Emil pushes a letter under Paul’s door that night. He writes it from his heart. It holds a piece of him in each word. Not a copy, but the original. And should Paul deny the investment, Emil will be left pockmarked and porous like a raw sponge.
He apologizes to Paul, a hundred ways over. He’s not an especially creative writer, his notebook share of the English lexicon isn’t especially varied. But that doesn’t matter. Anyone can write well if they have enough time and something to say that matters. Fortunately, Emil’s been wondering what he’d say to his real father for sixteen years. He thanks Paul for what he’s become, thanks him for what he gave him and his family. He gave Emil faith, he nurtured his dreams, protected his mother, gave him brothers to love.
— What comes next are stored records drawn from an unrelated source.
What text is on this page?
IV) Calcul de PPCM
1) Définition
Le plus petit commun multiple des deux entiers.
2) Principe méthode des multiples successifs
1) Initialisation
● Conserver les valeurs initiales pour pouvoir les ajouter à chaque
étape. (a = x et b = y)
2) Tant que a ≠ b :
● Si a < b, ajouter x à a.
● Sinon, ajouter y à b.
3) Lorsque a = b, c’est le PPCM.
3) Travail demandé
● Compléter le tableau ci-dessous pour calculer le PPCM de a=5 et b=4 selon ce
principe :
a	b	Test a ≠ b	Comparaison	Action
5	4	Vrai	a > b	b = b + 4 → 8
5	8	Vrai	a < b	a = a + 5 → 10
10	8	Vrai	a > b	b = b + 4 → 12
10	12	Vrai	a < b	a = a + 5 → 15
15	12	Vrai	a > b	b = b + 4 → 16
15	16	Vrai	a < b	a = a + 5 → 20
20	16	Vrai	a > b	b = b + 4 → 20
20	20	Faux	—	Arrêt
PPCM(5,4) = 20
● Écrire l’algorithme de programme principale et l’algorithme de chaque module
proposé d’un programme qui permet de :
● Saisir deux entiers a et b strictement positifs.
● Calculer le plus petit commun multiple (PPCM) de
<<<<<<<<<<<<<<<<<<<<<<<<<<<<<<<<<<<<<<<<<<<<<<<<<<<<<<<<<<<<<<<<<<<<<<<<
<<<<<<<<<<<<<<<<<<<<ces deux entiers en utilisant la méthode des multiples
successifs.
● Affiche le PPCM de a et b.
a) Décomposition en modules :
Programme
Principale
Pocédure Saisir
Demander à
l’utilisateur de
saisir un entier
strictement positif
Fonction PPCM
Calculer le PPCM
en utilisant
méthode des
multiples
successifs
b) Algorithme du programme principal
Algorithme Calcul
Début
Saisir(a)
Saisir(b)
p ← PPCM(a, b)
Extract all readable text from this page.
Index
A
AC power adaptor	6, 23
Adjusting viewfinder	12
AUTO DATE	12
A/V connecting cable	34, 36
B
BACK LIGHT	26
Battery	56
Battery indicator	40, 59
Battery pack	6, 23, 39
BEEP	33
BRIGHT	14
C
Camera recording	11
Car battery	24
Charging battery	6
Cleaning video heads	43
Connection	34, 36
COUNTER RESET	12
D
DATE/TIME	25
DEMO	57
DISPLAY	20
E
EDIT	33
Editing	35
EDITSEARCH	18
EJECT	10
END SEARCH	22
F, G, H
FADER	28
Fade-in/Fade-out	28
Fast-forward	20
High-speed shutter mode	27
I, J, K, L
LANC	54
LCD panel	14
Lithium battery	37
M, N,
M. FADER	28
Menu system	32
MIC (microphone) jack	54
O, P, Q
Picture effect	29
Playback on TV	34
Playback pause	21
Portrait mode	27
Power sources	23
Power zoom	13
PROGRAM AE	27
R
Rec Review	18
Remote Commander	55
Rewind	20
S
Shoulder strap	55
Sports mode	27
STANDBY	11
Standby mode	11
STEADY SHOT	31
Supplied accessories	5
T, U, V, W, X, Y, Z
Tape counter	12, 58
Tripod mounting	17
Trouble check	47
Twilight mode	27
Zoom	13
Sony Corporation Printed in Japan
He is everything Emil needed and that he never appreciated him, that he actively hurt him for what he does, is a shame he’ll have to bear for the rest of his life. He tells Paul that he is ridding himself of his assumed name, and that if he can ever forgive him, he’d like to take on the name Jonas. Until then he’s just Emil now.
I thought I resented you because you could never live up to Earl, but the truth is I resented you because he could never be you. I’m sorry, Dad.
He tosses the box to the back of the cellar and the door slams behind him, letting those memories stay memories. Leaving the past in the past.
From now on, Emil looks to the future.